Three presidents, since the fall of the Suharto regime, in the transition period 1998 to 2004, provided an opportunity for the Indonesian people to realise and understand that democracy was possible. The succeeding president then led for 10 years, but many critics said that unfortunately there was no significant progress achieved in that period. The opportunity to develop has unfortunately been wasted.
Jokowi's victory in 2014 provided fresh air for the people. Most people felt optimism for change and progress in the country. The modest character and civil background of Jokowi also made people feel calm and close to their president.
What Jokowi has achieved in the last four-and-a-half years is actually extraordinary. Jokowi's main inevitable achievement is the massive national infrastructure projects that also reach the villages and regions of eastern Indonesia – something that the previous leaders did not emphasise.
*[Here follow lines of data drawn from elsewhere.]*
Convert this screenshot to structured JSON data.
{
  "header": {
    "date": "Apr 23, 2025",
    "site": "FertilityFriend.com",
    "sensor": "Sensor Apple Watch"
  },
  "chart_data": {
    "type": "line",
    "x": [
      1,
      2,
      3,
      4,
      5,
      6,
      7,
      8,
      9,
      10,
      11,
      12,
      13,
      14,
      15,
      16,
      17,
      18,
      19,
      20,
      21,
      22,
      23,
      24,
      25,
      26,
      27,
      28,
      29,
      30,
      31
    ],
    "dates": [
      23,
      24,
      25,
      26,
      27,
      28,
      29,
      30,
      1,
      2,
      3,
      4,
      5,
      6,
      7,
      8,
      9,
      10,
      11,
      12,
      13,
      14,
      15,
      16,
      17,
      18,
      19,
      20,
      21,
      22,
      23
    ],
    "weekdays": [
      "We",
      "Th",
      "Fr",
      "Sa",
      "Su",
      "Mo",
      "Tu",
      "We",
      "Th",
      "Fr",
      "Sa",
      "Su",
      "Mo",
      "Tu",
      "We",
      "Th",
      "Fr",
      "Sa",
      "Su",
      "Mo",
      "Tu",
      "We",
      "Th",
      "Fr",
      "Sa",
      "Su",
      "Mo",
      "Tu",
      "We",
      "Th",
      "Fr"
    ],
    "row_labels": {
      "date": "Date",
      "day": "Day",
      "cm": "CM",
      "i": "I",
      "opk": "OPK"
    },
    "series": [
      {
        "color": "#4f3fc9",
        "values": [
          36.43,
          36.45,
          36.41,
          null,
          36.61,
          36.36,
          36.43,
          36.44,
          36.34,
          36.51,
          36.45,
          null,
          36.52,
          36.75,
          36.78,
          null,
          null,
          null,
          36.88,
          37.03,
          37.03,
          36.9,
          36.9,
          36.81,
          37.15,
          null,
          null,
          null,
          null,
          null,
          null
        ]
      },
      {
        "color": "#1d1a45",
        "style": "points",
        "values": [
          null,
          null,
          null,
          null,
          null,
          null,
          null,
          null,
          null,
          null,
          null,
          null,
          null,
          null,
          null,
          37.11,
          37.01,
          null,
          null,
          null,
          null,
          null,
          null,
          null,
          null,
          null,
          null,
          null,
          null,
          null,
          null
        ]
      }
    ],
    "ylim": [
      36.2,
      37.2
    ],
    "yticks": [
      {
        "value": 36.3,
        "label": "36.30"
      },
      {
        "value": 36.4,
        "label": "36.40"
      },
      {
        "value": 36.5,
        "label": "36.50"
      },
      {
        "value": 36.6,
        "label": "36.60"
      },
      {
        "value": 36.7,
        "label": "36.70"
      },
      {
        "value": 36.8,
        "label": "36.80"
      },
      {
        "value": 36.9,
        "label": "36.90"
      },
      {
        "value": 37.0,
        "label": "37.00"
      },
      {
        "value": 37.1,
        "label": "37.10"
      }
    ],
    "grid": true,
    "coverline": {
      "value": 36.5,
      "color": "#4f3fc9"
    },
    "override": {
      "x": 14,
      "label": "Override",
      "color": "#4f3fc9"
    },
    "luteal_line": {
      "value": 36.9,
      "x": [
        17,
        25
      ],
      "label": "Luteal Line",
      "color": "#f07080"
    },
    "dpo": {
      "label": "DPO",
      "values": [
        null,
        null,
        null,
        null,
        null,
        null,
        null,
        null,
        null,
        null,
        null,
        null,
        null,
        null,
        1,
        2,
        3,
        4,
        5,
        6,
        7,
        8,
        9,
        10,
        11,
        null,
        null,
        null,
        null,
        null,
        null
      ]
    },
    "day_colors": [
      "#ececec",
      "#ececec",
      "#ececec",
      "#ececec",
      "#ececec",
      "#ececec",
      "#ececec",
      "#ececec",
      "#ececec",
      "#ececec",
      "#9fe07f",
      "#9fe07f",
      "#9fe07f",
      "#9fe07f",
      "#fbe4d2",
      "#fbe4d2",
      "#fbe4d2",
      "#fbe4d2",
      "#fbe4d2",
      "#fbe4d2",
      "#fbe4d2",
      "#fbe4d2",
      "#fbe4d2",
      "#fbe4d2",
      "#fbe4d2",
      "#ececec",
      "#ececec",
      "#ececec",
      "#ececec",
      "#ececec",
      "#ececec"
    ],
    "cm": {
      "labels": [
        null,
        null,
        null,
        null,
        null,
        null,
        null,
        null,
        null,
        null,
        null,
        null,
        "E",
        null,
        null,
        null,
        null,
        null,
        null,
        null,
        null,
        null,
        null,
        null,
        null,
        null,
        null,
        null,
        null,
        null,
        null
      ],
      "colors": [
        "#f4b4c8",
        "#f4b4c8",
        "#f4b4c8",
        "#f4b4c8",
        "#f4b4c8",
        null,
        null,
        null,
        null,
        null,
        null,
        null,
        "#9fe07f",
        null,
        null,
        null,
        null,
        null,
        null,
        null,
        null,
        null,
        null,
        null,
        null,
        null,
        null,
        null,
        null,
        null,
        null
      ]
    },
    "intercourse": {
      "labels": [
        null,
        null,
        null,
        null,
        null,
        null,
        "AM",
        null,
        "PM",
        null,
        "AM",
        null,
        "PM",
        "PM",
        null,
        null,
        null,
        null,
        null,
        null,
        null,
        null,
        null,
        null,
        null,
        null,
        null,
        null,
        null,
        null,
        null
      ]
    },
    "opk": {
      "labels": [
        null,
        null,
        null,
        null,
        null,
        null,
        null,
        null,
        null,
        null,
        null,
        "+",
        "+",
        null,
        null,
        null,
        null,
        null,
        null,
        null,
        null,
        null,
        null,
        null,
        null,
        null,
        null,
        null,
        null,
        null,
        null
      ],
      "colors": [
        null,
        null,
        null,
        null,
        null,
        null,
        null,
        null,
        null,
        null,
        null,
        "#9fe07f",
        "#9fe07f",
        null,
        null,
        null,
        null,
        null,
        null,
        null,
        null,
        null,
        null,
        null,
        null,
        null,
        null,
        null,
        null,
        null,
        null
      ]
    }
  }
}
National health insurance plan, educational supports for school students and takeovers of companies that were previously majority owned by foreign parties are some other achievements that deserve to be commended. However, his over-promise about the economic growth during his 2014 campaign, which ultimately could not be achieved, has been highly criticised.
One significant factor in this year’s presidential election is the influence of religious sentiments that caused Basuki Tjahaja Purnama (known as Ahok), the former governor of Jakarta, jailed for blasphemy in 2017. Ahok was previously Jokowi’s deputy governor. This blasphemy case gave an opportunity for Jokowi's more conservative opponents to use identity politics and also question the religiosity of Jokowi.
Jokowi's decision to choose Ma'ruf Amin, who is considered one of the most influential Muslim clerics in the country, as his running mate, seemed to have been made to reduce the opportunity for his opponents to exploit this religiosity issue. Both candidates accordingly use similar identity politics. So far, this decision has seemingly been successful.
It is very likely that Jokowi will win the election. Things domestically will predictably run similarly to what has been done for the past four-and-a-half years. As for foreign policy, it is also predicted there will not be much change and Indonesia's foreign policy will remain focused on economic diplomacy and market expansion.
For now, it is safe to say, that it is a long shot for Prabowo to win the election. What is at stake if he indeed wins? It is somewhat premature and oversimplified to speculate now, but it will be astonishing if domestically things will dramatically change. Internationally, his background and records, including the accusation of human rights violations against him, will undoubtedly influence his ability to be respected internationally. Two possibilities can occur. Either he will focus on internal affairs, and that means international relations will be disrupted, or he will try to eliminate his lousy stigma by providing opportunities for broader international relations. It will need to be seen.